You've got two main issues here.
The first issue is how do you get the level of knowledge of the other team members up to the point where they are able to make changes without breaking the gurus code. Part of that is just a confidence thing, so making sure that there is a safety net (as Steven A. Lowe perfectly described it) of things like automated build and test regimes will help there.
In some cases getting the other team members to contribute tests can be a way of getting them more familiar with the gurus code. (assuming that the guru hasn't already implemented 100% code coverage testing already...)
Get the guru to participate in or run the code reviews for new additions to this area.
The second issue is how to get the guru to loosen their control over this piece of code. If they've gone from being the sole developer/designer/tester to a situation where others are coming in to muddy their otherwise perfect design, the guru is likely to show some reluctance.
The automated testing will assist in this as the guru will be able to see that modifications made by other team members haven't actually broken anything, contrary to the guru's worst fears.
Get the guru to actually teach the other team members about this chunk of code. Hold some formal training, run by the guru, so that they have a chance to point out what they see as the important elements of the design. This will give them a warm fuzzy feeling, but will also provide useful design information to the new team members of a sort that probably won't be conveyed through normal documentation.

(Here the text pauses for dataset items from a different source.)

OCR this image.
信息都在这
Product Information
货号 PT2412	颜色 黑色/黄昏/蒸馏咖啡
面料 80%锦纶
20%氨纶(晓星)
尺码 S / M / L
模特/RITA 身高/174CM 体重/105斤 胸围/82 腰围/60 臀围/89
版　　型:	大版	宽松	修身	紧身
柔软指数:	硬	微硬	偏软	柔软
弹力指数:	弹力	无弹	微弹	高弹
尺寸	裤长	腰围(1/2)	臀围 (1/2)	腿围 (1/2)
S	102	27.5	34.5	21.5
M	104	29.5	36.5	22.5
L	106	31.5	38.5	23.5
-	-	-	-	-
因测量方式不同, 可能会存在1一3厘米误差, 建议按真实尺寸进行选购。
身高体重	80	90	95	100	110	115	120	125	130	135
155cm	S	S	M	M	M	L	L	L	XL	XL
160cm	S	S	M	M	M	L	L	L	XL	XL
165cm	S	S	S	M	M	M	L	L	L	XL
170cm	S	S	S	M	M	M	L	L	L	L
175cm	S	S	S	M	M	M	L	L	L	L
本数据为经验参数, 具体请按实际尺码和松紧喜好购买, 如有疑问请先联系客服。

This is generally a tricky balancing act. On the one hand the guru probably has a vision for the design of this area of code. They are going to want to ensure that everything fits well with this vision. Assuming that the vision is good to start with, this is no bad thing.
On the other hand you don't want to be stuck with the guru being the only person who can maintain/modify this code, or even worse that they actively reject involvement from other parties.
It's not going to work in the scenario described in the original question, but the best method of dealing with it is to not allow the guru to become so entrenched in their pet code in the first place. If they're any good, let them design it, and set the vision - and get someone else to actually help to write it from the start.